1. Die von Habersack vorgelegte Dissertation widmet sich einem bisher
- soweit ersichtlich - vernachlässigten Thema: der Frage, ob sich
ein allgemeines System zum Schutz beeinträchtigter Drittinteressen
entwickeln läßt und wie im Anschluß daran eine Inhaltskontrolle
"zweifelhafter" Verträge vorzunehmen wäre. Anlaß der Untersuchung
bildet die nach herrschender Meinung unbeachtliche Berücksichtigung
von Drittinteressen im Rahmen der §§ 9-11 AGBG, insbesondere des
§ 9 Abs. 1 AGBG. Der unter Verwendung von AGB geschlossene Vertrag
dient dem Autor als Musterfall zur Entwicklung seines Konzepts einer
Beschränkung der Vertragsfreiheit bei beeinträchtigten
Drittinteressen. Im Grunde steht damit die Antwort auf die
Ausgangsfrage des Autors schon fest, daß nämlich entgegen der
einhelligen Auffassung Anliegen Dritter im Rahmen des AGBG, von allem
§ 9 Abs. 1 AGBG zu berücksichtigen sind. Dem Leser schuldet
er nurmehr den Beweis für diese These. Aus Sicht des Autors erscheint
sein Vorgehen aber konsequent, da sich andernfalls seine Untersuchung
teilweise erübrigen würde (vgl. § 1 III.).

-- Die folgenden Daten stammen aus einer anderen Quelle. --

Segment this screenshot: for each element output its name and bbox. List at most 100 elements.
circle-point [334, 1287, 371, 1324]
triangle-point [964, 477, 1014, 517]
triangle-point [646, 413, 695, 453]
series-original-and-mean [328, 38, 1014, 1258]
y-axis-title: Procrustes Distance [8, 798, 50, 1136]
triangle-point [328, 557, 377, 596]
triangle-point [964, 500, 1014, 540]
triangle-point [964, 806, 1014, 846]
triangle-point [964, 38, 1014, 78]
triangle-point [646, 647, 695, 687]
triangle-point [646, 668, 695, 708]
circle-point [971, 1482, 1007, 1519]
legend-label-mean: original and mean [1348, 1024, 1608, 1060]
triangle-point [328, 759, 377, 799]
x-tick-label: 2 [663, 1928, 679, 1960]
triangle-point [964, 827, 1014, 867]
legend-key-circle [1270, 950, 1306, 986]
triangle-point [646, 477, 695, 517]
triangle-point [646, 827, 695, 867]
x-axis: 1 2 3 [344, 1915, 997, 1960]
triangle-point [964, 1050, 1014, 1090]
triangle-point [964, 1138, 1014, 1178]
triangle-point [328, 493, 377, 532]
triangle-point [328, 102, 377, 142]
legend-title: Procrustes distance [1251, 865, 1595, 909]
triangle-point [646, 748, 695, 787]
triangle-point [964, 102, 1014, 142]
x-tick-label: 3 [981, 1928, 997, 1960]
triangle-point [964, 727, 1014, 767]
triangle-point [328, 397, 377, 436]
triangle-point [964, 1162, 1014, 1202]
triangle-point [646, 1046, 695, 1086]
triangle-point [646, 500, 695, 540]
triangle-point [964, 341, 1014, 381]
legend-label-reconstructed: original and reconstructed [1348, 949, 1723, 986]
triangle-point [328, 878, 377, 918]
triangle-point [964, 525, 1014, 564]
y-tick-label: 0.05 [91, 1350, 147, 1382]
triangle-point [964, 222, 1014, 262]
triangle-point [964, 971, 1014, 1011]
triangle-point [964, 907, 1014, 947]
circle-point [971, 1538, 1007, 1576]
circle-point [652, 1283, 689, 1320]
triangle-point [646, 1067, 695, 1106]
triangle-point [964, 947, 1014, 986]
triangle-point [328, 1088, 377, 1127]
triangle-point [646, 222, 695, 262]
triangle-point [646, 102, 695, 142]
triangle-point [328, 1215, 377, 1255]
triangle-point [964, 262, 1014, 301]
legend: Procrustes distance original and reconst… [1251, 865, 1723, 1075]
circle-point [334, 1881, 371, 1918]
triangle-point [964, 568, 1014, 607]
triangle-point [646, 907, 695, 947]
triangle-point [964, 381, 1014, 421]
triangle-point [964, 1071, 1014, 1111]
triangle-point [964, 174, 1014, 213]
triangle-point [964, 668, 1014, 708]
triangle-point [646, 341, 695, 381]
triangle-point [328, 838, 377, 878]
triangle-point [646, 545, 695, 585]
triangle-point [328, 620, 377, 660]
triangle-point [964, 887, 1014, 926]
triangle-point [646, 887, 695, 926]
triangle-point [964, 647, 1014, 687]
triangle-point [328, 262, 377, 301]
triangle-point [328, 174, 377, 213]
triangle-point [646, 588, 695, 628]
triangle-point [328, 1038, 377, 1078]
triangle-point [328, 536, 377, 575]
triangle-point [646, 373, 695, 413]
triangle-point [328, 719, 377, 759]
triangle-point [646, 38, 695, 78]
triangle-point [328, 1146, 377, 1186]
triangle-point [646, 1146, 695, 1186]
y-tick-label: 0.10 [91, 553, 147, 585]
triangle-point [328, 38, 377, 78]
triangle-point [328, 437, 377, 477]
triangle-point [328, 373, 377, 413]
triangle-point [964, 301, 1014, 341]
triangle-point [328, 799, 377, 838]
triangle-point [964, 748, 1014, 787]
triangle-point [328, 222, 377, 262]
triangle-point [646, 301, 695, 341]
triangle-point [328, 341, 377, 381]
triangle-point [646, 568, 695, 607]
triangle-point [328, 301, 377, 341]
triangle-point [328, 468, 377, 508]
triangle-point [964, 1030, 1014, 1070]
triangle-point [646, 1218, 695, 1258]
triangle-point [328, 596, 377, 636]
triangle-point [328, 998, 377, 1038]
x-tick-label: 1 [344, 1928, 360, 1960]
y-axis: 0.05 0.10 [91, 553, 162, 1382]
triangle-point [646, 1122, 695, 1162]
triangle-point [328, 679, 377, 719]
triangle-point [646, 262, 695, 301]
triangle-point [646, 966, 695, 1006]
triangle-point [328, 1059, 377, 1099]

Zu begrüßen ist die eingangs herhausgestellte Unterscheidung zwischen
den Außen- und Innenschranken der Privatautonomie anhand derer der
Autor die Entwicklung des jeweiligen Parameters zur Vornahme der
Inhaltskontrolle ausrichten wird. Während erstere die
Vertragsfreiheit beider Seiten beschränken und dabei ein
Machtgleichgewicht voraussetzen, greifen letztere im Fall der von
seiten einer Partei gestörten Vertragsparität ein. Es sollen sowohl
Fälle der Beeinträchtigung der Rechtslage Dritter durch belastende
Reflexwirkungen (sog. Lastwirkungen) als auch die Verletzung bloßer
Affektions- oder Vermögensinteressen erfaßt werden. Demgegenüber
kann das Problem des Vertrags zu Lasten Dritter vernachlässigt werden
(vgl. § 2).
2. Von diesem Ansatz her geht die Untersuchung über die bislang nur
im Rahmen des § 138 Abs. 1 BGB behandelte Einschränkung der
Vertragsfreiheit durch betroffene Drittinteressen hinaus. Als
Grundlage eines allgemeinen Drittschutzes präsentiert der Autor die
Lehre vom Institutsmißbrauch (siehe dazu § 4): Neben der Gewährung
subjektiver Rechte konstituiert sich die Rechtsordnung durch
Anerkennung objektiv-rechtlicher Institute. Unabhängig vom
persönlichen Verhalten der Vertragsparteien versagt sie einem
objektivem Fehlgebrauch des Instituts "Vertrag" die Anerkennung,
soweit der "Mißbrauch" reicht. Klarheit über das Vorliegen eines
"funktionswidrigen Gebrauchs" verschafft ein Blick auf die
verschiedenen Vertragsfunktionen. Bei der Auseinandersetzung mit
den unterschiedlichen Theorien folgt Habersack der Vertragslehre
Schmidt-Rimplers, in dessen Vorstellung des Vertrages als Mittel
zur Herstellung einer "richtigen" Regelung sowohl der Aspekt der
Selbstbestimmung wie der Gerechtigkeit einfließt. Ein solches
Vertändnis der Schmidt-Rimplerschen Vertragslehre verkennt jedoch
ihren ursprünglichen Bedeutungsgehalt. Bedauerlicherweise muß der
Autor deshalb ebenso zu denjenigen gezählt werden, die anhand einer
"Umdeutung" die Schmidt-Rimplersche Dogmatik in die heutige Zeit
hinüberretten wollten.
Bei der Anwendung auf den Fall eines zwischen den Vertragspartnern
bestehenden Kräftegleichgewichts erweist sich die fehlende oder nur
eingeschränkte Polarität der Interessen der Vertragspartner als das
Kriterium zur Vornahme der Inhaltskontrolle des Vertrages. Mit
andereren Worten: Ihm fehlt insoweit die Richtigkeitsgewähr, so daß
die Rechtsordnung kontrollierend einschreiten darf. Richtschnur dafür
bildet eine Interessenabwägung nach dem Vorbild des
Verhältnismäßigkeitsgrundsatzes, da nur so die Anliegen der
Vertragspartner mit den betroffenen Drittinteressen zu einem
möglichst effektiven Ausgleich gebracht werden können. Die
Tragfähigkeit einer derartigen Inhaltskontrolle weist der Autor
sowohl für die eingangs genannten Lastwirkungen wie für sonstige
Beeinträchtiungen von Drittpositionen nach (vgl. dazu §§ 6-9 der
Abhandlung).
Die Variante der gestörten Vertragsparität erläutert der Autor, wie
bereits angedeutet, am Beispiel der Inhaltskontrolle von AGB (vgl.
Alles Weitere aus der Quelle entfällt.